Job Market Text Mining

  • Scraped over 1000 job descriptions from Indeed web pages using Python
  • Visualized the companies and the locations with the highest number of job listings
  • Calculated the minim and maxim average salary
  • Engineered features from the text of each job description to quantify the value companies put on specific tools, platforms, skills and data science roles
  • Created a word cloud highlighting the most frequently used words in job descriptions

GitHub


Which are the companies with the highest number of job listings?

Notice that Microsoft has the highest number of jobs, followed by Amazon and Zillow. There are 69 companies that posted only 1 job and 28 companies that listed 2 jobs. Most companies have between 1 and 10 jobs.


What is the frequency of words for specific tools and platforms, skills, and roles?

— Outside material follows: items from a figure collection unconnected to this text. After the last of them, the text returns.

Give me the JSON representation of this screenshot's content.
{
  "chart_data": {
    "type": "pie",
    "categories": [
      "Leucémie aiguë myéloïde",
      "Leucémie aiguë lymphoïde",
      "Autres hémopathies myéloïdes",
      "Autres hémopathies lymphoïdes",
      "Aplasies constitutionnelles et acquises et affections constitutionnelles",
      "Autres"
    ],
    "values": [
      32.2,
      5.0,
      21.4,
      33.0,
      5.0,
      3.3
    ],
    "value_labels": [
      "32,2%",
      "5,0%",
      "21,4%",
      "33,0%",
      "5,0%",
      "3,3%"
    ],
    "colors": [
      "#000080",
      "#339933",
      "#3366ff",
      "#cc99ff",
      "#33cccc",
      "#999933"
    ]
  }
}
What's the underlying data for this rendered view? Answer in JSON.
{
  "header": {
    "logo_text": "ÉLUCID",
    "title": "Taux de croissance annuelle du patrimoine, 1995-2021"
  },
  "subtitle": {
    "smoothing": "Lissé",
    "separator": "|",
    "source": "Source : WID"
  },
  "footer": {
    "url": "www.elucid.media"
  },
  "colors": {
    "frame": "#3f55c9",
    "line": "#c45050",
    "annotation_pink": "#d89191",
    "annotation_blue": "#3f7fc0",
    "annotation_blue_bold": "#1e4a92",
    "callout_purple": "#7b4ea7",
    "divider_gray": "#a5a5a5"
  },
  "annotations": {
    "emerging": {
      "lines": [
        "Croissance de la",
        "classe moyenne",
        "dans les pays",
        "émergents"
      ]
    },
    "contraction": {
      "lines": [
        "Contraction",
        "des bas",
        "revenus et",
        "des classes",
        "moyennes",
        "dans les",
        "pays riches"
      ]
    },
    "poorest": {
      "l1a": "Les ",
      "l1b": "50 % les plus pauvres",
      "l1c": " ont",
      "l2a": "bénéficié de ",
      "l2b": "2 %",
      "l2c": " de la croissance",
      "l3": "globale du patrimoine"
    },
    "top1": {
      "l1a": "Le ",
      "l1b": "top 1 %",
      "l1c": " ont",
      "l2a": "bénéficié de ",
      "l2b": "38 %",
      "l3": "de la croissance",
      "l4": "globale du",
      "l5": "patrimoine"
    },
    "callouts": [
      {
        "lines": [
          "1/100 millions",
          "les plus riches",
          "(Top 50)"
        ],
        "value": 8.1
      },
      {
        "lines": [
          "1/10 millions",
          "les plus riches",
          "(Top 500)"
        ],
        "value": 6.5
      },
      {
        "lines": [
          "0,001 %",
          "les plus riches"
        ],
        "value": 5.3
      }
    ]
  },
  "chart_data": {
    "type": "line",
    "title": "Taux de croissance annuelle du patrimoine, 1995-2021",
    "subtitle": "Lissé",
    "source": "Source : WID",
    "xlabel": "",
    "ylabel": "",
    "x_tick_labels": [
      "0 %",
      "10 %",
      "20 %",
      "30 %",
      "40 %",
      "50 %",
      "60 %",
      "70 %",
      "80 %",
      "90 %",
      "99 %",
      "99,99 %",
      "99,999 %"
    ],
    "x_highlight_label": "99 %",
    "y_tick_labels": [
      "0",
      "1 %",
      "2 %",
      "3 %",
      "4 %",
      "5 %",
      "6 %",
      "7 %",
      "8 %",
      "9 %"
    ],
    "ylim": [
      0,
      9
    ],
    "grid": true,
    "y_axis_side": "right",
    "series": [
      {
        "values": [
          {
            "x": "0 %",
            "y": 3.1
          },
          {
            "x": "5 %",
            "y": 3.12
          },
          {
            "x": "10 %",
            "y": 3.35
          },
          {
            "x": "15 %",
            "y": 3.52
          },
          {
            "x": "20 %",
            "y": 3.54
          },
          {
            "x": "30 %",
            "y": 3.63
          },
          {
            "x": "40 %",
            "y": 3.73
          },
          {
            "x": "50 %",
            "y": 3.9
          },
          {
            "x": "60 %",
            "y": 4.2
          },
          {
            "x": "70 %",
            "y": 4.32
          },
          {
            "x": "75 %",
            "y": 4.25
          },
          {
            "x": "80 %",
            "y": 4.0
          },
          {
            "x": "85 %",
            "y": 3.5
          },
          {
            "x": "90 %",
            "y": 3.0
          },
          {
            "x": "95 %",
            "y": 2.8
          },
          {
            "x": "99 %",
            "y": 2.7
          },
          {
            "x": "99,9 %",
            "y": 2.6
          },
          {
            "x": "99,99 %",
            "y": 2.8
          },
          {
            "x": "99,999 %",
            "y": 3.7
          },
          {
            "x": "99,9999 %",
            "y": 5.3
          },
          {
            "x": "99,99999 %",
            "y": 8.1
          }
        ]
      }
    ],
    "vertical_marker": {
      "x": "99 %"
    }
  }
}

Tableau is the top data analytics tool while Azure is the preferred cloud computing platform. The roles as data scientists are in more demand than data analysts. Other roles like data engineer or machine learning engineer are less present. Most position types are for senior level, followed by intern and entry level.


Which are the most frequent words in job descriptions?

A count of all words that occur in job descriptions and job titles highlight the importance of specific words. As Word Cloud shows, the most frequent word is data, followed by machine learning, experience, engineering and customer.


What is the average salary?

Calculating the average salary included checking the formatting of salary values then defining a function to format, calculate and split salary in minim and maxim values. The results show that the average salary for a data scientist or data analyst role has a minim of $115,887 a year and a maxim of $159,665 a year.